Friday, March 28, 2014

Human growth hormone and HIV/AIDS


Human growth hormone (HGH) is a natural hormone produced in the pituitary gland, which promotes normal growth and development in the body. It activates protein production in muscle cells and the release of energy from fats. It is typically used to stimulate growth in children with hormone deficiency, or to treat people with severe illnesses, burns or infection where destruction of human tissue and muscle occurs.

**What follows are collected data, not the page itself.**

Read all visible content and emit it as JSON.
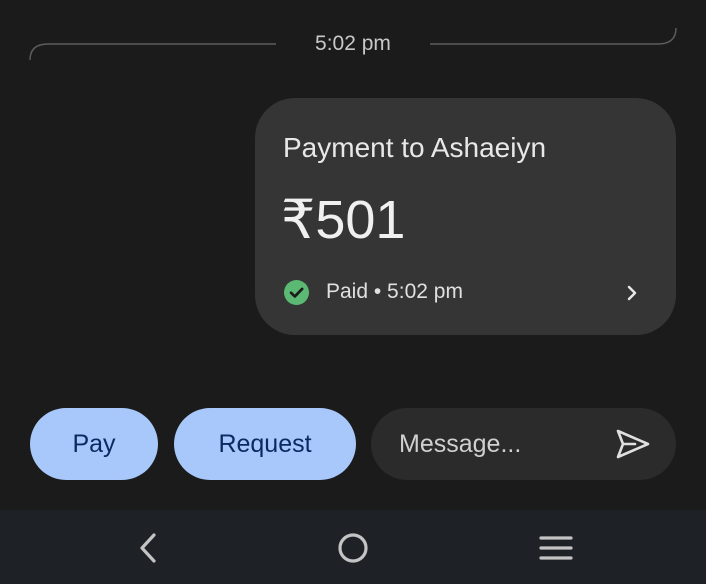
{
  "conversation": {
    "timestamp": "5:02 pm"
  },
  "payment_card": {
    "title": "Payment to Ashaeiyn",
    "amount": "₹501",
    "status": "Paid • 5:02 pm",
    "status_icon": "check-circle-icon",
    "status_color": "#5bb974",
    "chevron_icon": "chevron-right-icon"
  },
  "actions": {
    "pay_label": "Pay",
    "request_label": "Request"
  },
  "composer": {
    "placeholder": "Message...",
    "value": "",
    "send_icon": "send-icon"
  },
  "nav_bar": {
    "back_icon": "back-icon",
    "home_icon": "home-icon",
    "recents_icon": "recents-icon"
  },
  "colors": {
    "background": "#1b1b1b",
    "card": "#353535",
    "button_fill": "#a8c7fa",
    "button_text": "#0b2b60",
    "composer": "#2b2b2b",
    "nav_bar": "#1e2125"
  }
}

A genetically engineered or ‘recombinant’ version of HGH has been produced (rHGH). Test tube experiments have shown that it can stimulate immune cells such as natural killer (NK) cells, which are related to tumour control and T-cells. rHGH is also known as somatrem or somatotropin. One form of HGH is made by Serono under the brand name Serostim, although other forms are made by other manufacturers. It is given as an injection under the skin.

rHGH is a licensed treatment that can be prescribed on the National Health Service for children with short stature as a result of growth hormone deficiency. However, it is not licensed for prescribing to people with HIV in Europe. rHGH is also very expensive to produce, casting doubt on the feasibility of its introduction into routine HIV care.

There has been some concern that the use of human growth hormone in people with HIV would stimulate viral replication and lead to increased viral load. However, recent evidence suggests that individuals who add growth hormone to their anti-HIV combination are likely to experience a small drop in viral load.

In HIV disease, HGH is best known as a treatment for HIV-related wasting, although it is not an approved treatment for this condition in Europe. High doses of HGH have been found to increase weight and lean body mass in people with AIDS wasting.  An increase in lean body mass is thought to be important in HIV disease because the loss of lean body mass is the form of wasting most closely related to an increased risk of death.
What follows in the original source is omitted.